1. Tigh. He is presented in every episode as if every decision he makes is wrong. this is getting redundant, in real life, he would be out. He is becoming nothing more than Adamas counterpoint. The only reason he was in the editing room with Adama at the end of the episode was to say it was a negative portrayal of the military. And of course, the thoughtrul Adama thought it was "perfect". Tigh is becoming the counselar troi of this show, this needs to reverse, and FAST.

I thought this was easily the worst acted of any episode yet on this series. Watching a bad supporting actor have a drug overdose on screen is bad enough, but that scene where Starbuck gets in to to it with Lee in the hanger, and the reporter girl puts the camera in their face and they keep going, was frankly cringe-inducing bad.
Michael - Tue, Nov 15, 2011 - 5:33pm (USA Central)
I know this is the 21st century where it's all about fuzzy feelings, hugging trees, bunnies and rainbows; you can no longer conduct a war because the minute a stray bullet hits someone it's not supposed to, the media are all over you accusing you of "massacre." Well, I happen to think that in war--particularly an existential war, which B.S.G. is all about--the media should either behave responsibly or be shut down. By behave responsibly I mean blow the lid on corruption and war crimes, but not be allowed to chase after stories and sabotage the war effort through negative reporting.

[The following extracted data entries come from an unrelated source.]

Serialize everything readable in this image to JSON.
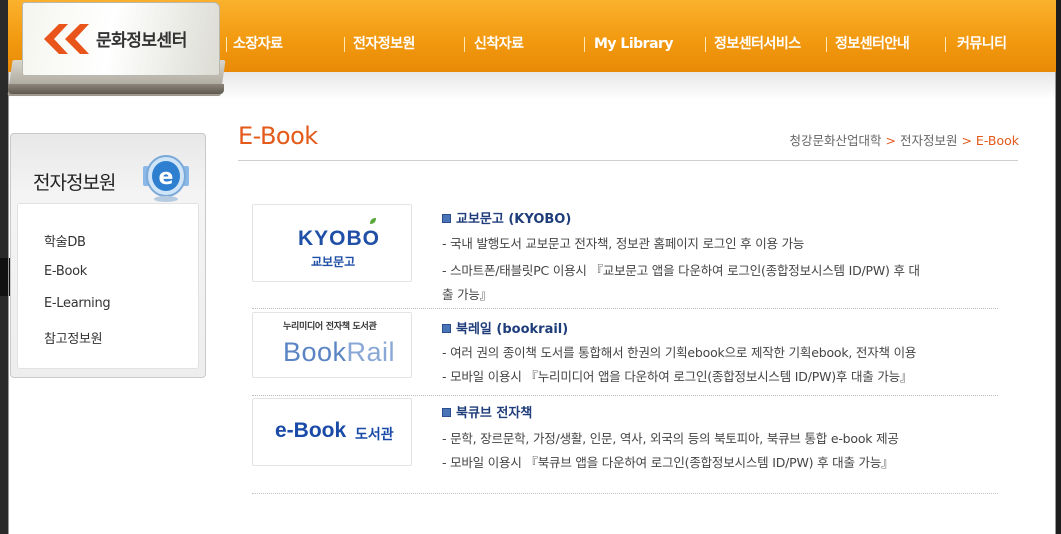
{
  "header": {
    "logo_text": "문화정보센터",
    "nav": [
      {
        "label": "소장자료"
      },
      {
        "label": "전자정보원"
      },
      {
        "label": "신착자료"
      },
      {
        "label": "My Library"
      },
      {
        "label": "정보센터서비스"
      },
      {
        "label": "정보센터안내"
      },
      {
        "label": "커뮤니티"
      }
    ]
  },
  "sidebar": {
    "title": "전자정보원",
    "icon": "e-icon",
    "items": [
      {
        "label": "학술DB"
      },
      {
        "label": "E-Book"
      },
      {
        "label": "E-Learning"
      },
      {
        "label": "참고정보원"
      }
    ]
  },
  "main": {
    "page_title": "E-Book",
    "breadcrumb": {
      "root": "청강문화산업대학",
      "sep": ">",
      "section": "전자정보원",
      "current": "E-Book"
    },
    "entries": [
      {
        "logo": {
          "word": "KYOBO",
          "sub": "교보문고"
        },
        "title": "교보문고 (KYOBO)",
        "lines": [
          "- 국내 발행도서 교보문고 전자책, 정보관 홈페이지 로그인 후 이용 가능",
          "- 스마트폰/태블릿PC 이용시 『교보문고 앱을 다운하여 로그인(종합정보시스템 ID/PW) 후 대",
          "출 가능』"
        ]
      },
      {
        "logo": {
          "top": "누리미디어 전자책 도서관",
          "word_a": "Book",
          "word_b": "Rail"
        },
        "title": "북레일 (bookrail)",
        "lines": [
          "- 여러 권의 종이책 도서를 통합해서 한권의 기획ebook으로 제작한 기획ebook, 전자책 이용",
          "- 모바일 이용시 『누리미디어 앱을 다운하여 로그인(종합정보시스템 ID/PW)후 대출 가능』"
        ]
      },
      {
        "logo": {
          "word": "e-Book",
          "sub": "도서관"
        },
        "title": "북큐브 전자책",
        "lines": [
          "- 문학, 장르문학, 가정/생활, 인문, 역사, 외국의 등의 북토피아, 북큐브 통합 e-book 제공",
          "- 모바일 이용시 『북큐브 앱을 다운하여 로그인(종합정보시스템 ID/PW) 후 대출 가능』"
        ]
      }
    ]
  },
  "colors": {
    "nav_bg": "#f29a10",
    "accent": "#e35a1a",
    "entry_title": "#1f3d7a",
    "logo_blue": "#1f4fa6"
  }
}
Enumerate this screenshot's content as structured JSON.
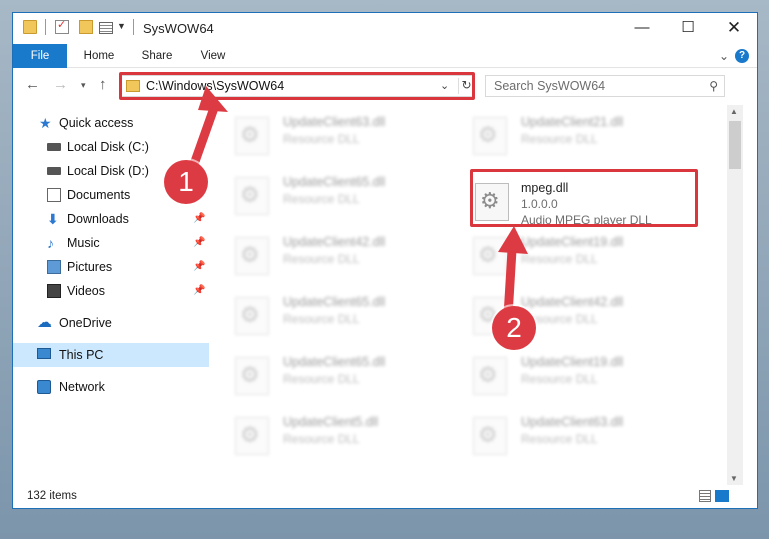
{
  "window": {
    "title": "SysWOW64",
    "min_glyph": "—",
    "max_glyph": "☐",
    "close_glyph": "✕"
  },
  "ribbon": {
    "tabs": [
      "File",
      "Home",
      "Share",
      "View"
    ],
    "expand_glyph": "⌄",
    "help_glyph": "?"
  },
  "nav": {
    "back_glyph": "←",
    "forward_glyph": "→",
    "recent_glyph": "▾",
    "up_glyph": "↑",
    "address_path": "C:\\Windows\\SysWOW64",
    "address_dropdown_glyph": "⌄",
    "refresh_glyph": "↻",
    "search_placeholder": "Search SysWOW64",
    "search_glyph": "⚲"
  },
  "sidebar": {
    "items": [
      {
        "label": "Quick access",
        "icon": "star-icon",
        "pinned": false
      },
      {
        "label": "Local Disk (C:)",
        "icon": "disk-icon",
        "pinned": false
      },
      {
        "label": "Local Disk (D:)",
        "icon": "disk-icon",
        "pinned": false
      },
      {
        "label": "Documents",
        "icon": "documents-icon",
        "pinned": false
      },
      {
        "label": "Downloads",
        "icon": "download-icon",
        "pinned": true
      },
      {
        "label": "Music",
        "icon": "music-icon",
        "pinned": true
      },
      {
        "label": "Pictures",
        "icon": "pictures-icon",
        "pinned": true
      },
      {
        "label": "Videos",
        "icon": "videos-icon",
        "pinned": true
      },
      {
        "label": "OneDrive",
        "icon": "cloud-icon",
        "pinned": false
      },
      {
        "label": "This PC",
        "icon": "computer-icon",
        "pinned": false,
        "selected": true
      },
      {
        "label": "Network",
        "icon": "network-icon",
        "pinned": false
      }
    ],
    "pin_glyph": "📌"
  },
  "files": {
    "left_column": [
      {
        "name": "UpdateClient63.dll",
        "type": "Resource DLL"
      },
      {
        "name": "UpdateClient65.dll",
        "type": "Resource DLL"
      },
      {
        "name": "UpdateClient42.dll",
        "type": "Resource DLL"
      },
      {
        "name": "UpdateClient65.dll",
        "type": "Resource DLL"
      },
      {
        "name": "UpdateClient65.dll",
        "type": "Resource DLL"
      },
      {
        "name": "UpdateClient5.dll",
        "type": "Resource DLL"
      }
    ],
    "right_column": [
      {
        "name": "UpdateClient21.dll",
        "type": "Resource DLL"
      },
      {
        "name": "UpdateClient19.dll",
        "type": "Resource DLL"
      },
      {
        "name": "UpdateClient42.dll",
        "type": "Resource DLL"
      },
      {
        "name": "UpdateClient19.dll",
        "type": "Resource DLL"
      },
      {
        "name": "UpdateClient63.dll",
        "type": "Resource DLL"
      }
    ],
    "featured": {
      "name": "mpeg.dll",
      "version": "1.0.0.0",
      "description": "Audio MPEG player DLL"
    }
  },
  "status": {
    "item_count": "132 items"
  },
  "annotations": {
    "marker1": "1",
    "marker2": "2",
    "color": "#dd3b43"
  }
}
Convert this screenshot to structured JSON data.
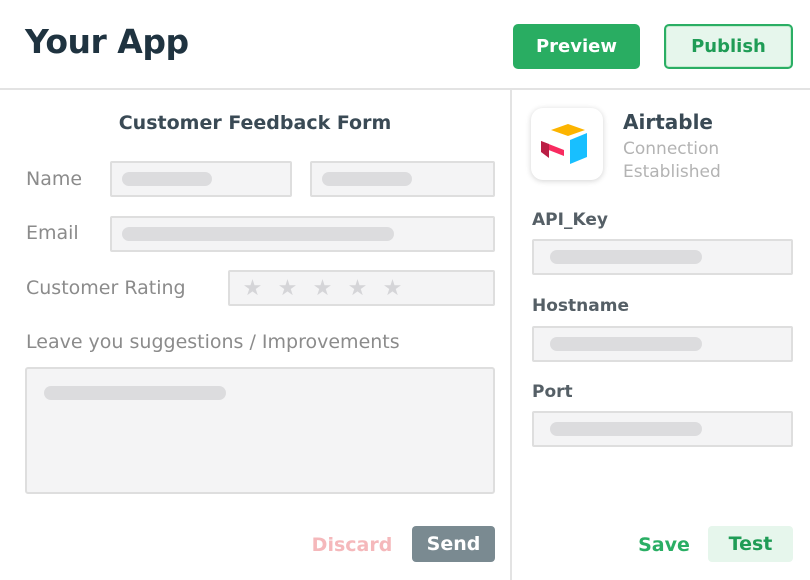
{
  "header": {
    "app_title": "Your App",
    "preview_label": "Preview",
    "publish_label": "Publish"
  },
  "form": {
    "title": "Customer Feedback Form",
    "name_label": "Name",
    "email_label": "Email",
    "rating_label": "Customer Rating",
    "rating_stars": 5,
    "rating_glyph": "★",
    "suggestions_label": "Leave you suggestions / Improvements",
    "discard_label": "Discard",
    "send_label": "Send"
  },
  "integration": {
    "name": "Airtable",
    "status": "Connection Established",
    "fields": [
      {
        "label": "API_Key"
      },
      {
        "label": "Hostname"
      },
      {
        "label": "Port"
      }
    ],
    "save_label": "Save",
    "test_label": "Test"
  },
  "colors": {
    "primary_green": "#29ad62",
    "dark_title": "#1f3340",
    "send_gray": "#7a8a91",
    "discard_pink": "#f5b8bb",
    "logo_yellow": "#fcb400",
    "logo_blue": "#18bfff",
    "logo_red": "#f82b60"
  }
}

I would have thrown D'Anna's butt in prison, not opened up my military infrastructure to her and her cameras' full view. Adama is becoming really annoying as this teddy-bear he's been molded into as of late. He's lost his edge... :( I really liked his character and fervently hope he gets back to normal by and by.
chris - Mon, Oct 15, 2012 - 12:34pm (USA Central)
I think that was the weakest and most boring BSG episode so far. On the other hand, Lucy Lawless is a nice addition to the series.
Togah - Tue, Oct 30, 2012 - 2:51pm (USA Central)
It was a bad idea renting the miniseries during exam period. And now I'm practically in the middle of season 2. Oh boy.

Really didn't care at all for the Tigh-death-threat sub-plot. Seemed like a lot of filler to me. Otherwise, I really enjoyed getting to know the crew. It was great getting to see different sides to them. Gaeta really surprised me. :D
Rosario - Fri, Dec 21, 2012 - 1:11pm (USA Central)
I must have missed her name in the credits because the whole episode I was thinking, "this lady is familiar." Didn't see her name until the review and then, "Xena!?" haha

BSG is actually starting to slide downhill for me - the drama is so forced, the music so contrived, the dialogue so fake, the acting so over the top... people aren't like this. Anyone who is, is a deeply disturbed person. It's like the writers took the worst character traits of about 100 different people and 10 good character traits from 10 different people. Then the writers molded 10 main characters out of that clay, each made up of 10 horrible traits and 1 good one. Blech.

I had such grand hopes for Tigh but he has become increasingly one-dimensional, his wife is a name I have begun to despise when I see her guest starring and he just won't man up and put that bottle down. Rooting for him so hard to throw that bottle away and he just WON'T! argh!

And I gotta say, the whole interview thing was almost totally worthless. Who the heck actually remembered Kat? At least "Hot Dog" gets name-dropped, this lady is just a face in the crowd. Someone mentioned that they never mentioned her acting strange so pill-popping seems kind of outta left field. Well anything they do with her will be out of left field because they haven't mentioned her since she was recruited! And Dualla on camera... haha They sure are pretty eyes but man do they just stare emptily into nothingness - and don't tell me she was being faraway because she was discussing hard things! Her eyes are always vacant and huge like a deer in headlights.
Nebula Nox - Fri, Jan 11, 2013 - 10:48am (USA Central)
Gosh, the Cylon designers sure liked tall leggy blondes...
Tloser - Thu, Aug 29, 2013 - 9:27pm (USA Central)
I have to agree with other folks who said this episode was weak. This episode almost made me give up BSG, but thankfully I returned. After seeing so many other shows do the obligatory "documentary episode", I just didn't want my beloved BSG to keep up with the Joneses. Maybe my expectations of BSG innovation is too high.